Par un second prononcé du 14 juillet 2015, le Tribunal de
police de l’arrondissement de Lausanne a déclaré irrecevable l'opposition
formée par le prévenu contre l’ordonnance pénale rendue le 28 mai 2014
par le Ministère public de l’arrondissement de Lausanne (I), a constaté que
l'ordonnance pénale en question était exécutoire (II) et a dit que la
décision était rendue sans frais (III).
Dans chacun des prononcés, le tribunal a d’abord considéré
que les ordonnances pénales avaient valablement été notifiées au dossier,
faute pour le prévenu d’avoir pu être avisé et compte tenu du fait qu’une
notification ne pouvait aboutir sans envisager des démarches
disproportionnées. Il a ensuite tenu les oppositions pour tardives.

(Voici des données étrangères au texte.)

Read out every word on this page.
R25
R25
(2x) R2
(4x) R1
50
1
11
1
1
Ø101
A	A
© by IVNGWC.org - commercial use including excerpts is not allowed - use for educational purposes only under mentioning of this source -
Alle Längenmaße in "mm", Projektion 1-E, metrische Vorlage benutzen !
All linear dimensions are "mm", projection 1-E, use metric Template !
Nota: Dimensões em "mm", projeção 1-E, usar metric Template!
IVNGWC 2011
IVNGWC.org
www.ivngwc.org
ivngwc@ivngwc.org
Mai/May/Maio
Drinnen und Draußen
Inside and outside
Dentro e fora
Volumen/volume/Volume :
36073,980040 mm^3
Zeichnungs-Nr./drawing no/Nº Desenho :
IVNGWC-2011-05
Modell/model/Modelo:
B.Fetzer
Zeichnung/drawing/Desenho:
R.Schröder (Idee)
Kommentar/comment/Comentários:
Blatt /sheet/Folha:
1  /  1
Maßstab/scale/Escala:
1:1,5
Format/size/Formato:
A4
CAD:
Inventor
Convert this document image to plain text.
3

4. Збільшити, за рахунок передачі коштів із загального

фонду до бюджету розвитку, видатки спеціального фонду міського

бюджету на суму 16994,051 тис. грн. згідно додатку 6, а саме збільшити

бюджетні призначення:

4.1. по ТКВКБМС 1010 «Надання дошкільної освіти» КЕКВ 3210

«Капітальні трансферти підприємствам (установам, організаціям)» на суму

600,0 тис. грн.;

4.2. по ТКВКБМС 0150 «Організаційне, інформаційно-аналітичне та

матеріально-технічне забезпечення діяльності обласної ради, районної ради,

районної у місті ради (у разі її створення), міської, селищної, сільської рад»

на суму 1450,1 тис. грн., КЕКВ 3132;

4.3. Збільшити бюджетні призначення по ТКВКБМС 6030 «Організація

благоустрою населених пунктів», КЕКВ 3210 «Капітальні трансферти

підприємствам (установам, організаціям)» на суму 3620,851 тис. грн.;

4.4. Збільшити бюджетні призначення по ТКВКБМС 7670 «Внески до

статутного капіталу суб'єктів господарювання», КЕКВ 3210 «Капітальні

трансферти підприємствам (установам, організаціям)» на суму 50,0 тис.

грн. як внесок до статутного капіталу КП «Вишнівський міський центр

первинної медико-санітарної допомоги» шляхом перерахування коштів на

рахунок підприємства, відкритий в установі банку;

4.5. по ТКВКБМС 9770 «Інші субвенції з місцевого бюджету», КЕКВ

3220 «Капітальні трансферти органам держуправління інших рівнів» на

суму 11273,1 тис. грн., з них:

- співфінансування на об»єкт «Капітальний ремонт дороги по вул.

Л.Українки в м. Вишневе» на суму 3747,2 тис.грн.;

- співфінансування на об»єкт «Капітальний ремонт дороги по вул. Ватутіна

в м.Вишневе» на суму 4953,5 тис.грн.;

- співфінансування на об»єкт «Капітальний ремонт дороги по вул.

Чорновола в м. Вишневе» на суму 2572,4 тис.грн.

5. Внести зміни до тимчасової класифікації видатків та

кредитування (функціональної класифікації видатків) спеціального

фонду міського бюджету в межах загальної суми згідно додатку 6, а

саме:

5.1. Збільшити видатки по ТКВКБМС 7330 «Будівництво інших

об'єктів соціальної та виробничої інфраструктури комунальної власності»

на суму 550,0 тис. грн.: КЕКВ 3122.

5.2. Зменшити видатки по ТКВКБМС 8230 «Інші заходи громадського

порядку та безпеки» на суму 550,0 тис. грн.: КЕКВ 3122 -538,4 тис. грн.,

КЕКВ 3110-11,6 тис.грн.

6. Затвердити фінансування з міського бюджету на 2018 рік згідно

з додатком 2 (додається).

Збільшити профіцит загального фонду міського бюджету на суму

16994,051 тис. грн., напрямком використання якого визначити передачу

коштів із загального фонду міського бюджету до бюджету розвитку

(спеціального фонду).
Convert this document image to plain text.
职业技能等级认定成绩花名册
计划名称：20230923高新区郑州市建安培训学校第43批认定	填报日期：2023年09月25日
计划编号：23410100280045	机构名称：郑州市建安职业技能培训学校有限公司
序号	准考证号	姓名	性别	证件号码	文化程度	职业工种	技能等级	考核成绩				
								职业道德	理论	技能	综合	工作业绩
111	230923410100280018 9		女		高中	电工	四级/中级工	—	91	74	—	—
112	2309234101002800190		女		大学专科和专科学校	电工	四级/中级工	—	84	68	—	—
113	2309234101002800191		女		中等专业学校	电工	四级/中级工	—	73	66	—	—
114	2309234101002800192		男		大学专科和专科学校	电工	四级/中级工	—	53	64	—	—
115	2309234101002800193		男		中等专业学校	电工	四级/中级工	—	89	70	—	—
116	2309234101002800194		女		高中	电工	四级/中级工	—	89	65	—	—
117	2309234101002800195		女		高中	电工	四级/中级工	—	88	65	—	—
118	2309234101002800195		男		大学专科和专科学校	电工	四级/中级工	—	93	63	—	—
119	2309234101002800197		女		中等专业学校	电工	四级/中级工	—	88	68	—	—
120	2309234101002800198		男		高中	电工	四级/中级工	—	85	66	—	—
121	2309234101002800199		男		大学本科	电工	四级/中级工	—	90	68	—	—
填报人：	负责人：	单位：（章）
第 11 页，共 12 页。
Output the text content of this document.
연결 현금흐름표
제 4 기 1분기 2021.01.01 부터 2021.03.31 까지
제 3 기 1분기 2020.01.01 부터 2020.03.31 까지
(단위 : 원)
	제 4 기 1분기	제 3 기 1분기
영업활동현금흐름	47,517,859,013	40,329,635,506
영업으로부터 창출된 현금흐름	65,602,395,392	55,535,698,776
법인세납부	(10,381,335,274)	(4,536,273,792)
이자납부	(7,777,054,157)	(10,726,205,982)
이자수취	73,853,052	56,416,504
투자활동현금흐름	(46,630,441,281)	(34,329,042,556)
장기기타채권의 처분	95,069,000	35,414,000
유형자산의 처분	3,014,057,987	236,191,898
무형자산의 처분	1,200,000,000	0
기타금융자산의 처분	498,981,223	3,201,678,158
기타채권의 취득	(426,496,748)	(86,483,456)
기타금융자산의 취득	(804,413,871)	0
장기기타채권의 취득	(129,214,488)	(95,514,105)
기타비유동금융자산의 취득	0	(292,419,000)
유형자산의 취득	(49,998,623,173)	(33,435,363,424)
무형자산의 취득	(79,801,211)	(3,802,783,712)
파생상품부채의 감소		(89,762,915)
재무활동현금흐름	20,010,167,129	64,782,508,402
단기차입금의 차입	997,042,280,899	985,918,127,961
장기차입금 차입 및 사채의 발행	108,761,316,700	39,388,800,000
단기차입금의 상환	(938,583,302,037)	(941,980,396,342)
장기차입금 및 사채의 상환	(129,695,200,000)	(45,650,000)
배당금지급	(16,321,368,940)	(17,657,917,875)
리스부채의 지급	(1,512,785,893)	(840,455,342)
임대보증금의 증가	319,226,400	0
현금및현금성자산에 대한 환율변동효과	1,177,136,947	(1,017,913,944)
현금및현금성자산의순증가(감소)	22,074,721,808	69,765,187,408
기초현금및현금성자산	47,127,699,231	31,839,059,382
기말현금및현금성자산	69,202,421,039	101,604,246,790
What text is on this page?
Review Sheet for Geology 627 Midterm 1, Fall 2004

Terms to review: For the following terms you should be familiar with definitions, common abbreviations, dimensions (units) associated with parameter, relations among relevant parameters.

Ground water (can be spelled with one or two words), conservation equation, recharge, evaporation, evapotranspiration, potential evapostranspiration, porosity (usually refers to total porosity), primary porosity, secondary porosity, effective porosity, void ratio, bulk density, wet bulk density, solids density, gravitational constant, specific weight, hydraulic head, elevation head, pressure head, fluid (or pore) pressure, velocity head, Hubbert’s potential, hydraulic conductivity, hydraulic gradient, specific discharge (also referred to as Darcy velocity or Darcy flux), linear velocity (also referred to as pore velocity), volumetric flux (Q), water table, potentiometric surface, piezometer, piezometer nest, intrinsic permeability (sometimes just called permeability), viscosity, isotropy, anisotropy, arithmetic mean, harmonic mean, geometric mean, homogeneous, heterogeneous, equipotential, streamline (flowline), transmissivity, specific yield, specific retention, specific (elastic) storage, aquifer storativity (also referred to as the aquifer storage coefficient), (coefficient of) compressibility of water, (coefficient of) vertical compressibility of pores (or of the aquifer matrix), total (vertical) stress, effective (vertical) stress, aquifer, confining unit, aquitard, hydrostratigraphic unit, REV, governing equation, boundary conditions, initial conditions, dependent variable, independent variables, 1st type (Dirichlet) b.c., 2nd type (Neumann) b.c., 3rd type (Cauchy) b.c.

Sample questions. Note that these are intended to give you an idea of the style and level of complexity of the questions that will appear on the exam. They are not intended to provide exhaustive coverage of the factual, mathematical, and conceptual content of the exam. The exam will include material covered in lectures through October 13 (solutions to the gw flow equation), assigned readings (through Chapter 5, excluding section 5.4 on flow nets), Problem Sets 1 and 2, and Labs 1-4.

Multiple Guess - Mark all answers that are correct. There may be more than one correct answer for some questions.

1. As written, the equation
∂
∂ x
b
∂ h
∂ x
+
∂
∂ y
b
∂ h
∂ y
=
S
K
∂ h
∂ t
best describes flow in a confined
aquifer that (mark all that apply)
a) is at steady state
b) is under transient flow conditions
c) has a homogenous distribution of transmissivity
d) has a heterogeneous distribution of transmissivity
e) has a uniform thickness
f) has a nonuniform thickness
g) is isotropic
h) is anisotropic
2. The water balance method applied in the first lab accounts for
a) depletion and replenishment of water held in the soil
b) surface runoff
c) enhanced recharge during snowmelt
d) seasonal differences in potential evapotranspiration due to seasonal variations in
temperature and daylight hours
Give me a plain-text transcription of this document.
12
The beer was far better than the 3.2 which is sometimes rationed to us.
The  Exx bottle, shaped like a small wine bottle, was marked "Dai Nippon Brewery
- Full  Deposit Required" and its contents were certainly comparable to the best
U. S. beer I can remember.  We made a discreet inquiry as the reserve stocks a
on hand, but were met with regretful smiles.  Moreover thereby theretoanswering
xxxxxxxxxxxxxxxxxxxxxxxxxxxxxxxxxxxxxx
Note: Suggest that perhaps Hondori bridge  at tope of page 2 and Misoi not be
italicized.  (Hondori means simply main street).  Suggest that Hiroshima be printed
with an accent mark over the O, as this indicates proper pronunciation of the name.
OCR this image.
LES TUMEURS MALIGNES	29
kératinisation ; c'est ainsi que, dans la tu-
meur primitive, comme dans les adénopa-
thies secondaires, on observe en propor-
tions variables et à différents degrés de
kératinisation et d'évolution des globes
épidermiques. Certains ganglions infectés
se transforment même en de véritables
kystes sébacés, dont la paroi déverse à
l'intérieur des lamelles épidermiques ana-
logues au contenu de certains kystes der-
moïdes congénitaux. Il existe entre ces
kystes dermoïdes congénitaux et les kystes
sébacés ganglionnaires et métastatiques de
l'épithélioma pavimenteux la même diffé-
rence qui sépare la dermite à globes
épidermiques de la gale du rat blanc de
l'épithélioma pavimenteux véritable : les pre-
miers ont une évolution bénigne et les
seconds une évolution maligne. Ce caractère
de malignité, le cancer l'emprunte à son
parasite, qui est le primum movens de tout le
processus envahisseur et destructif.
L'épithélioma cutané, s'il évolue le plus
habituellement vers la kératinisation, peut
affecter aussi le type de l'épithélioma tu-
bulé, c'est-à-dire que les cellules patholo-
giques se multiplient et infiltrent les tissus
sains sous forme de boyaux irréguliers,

B.Par acte du 16 juillet 2015 mis à la poste le 22 juillet suivant,
dépourvu de motivation, rédigé en anglais et mis en conformité avec les
exigences légales le 31 juillet 2015 à la suite de l’injonction du Président
de la Chambre des recours pénale du 23 juillet 2015, A.________ a recouru
contre ces prononcés devant la Cour de céans, concluant implicitement à
leur réforme en ce sens que les oppositions sont admises et que le
recourant est libéré de détention avec effet immédiat.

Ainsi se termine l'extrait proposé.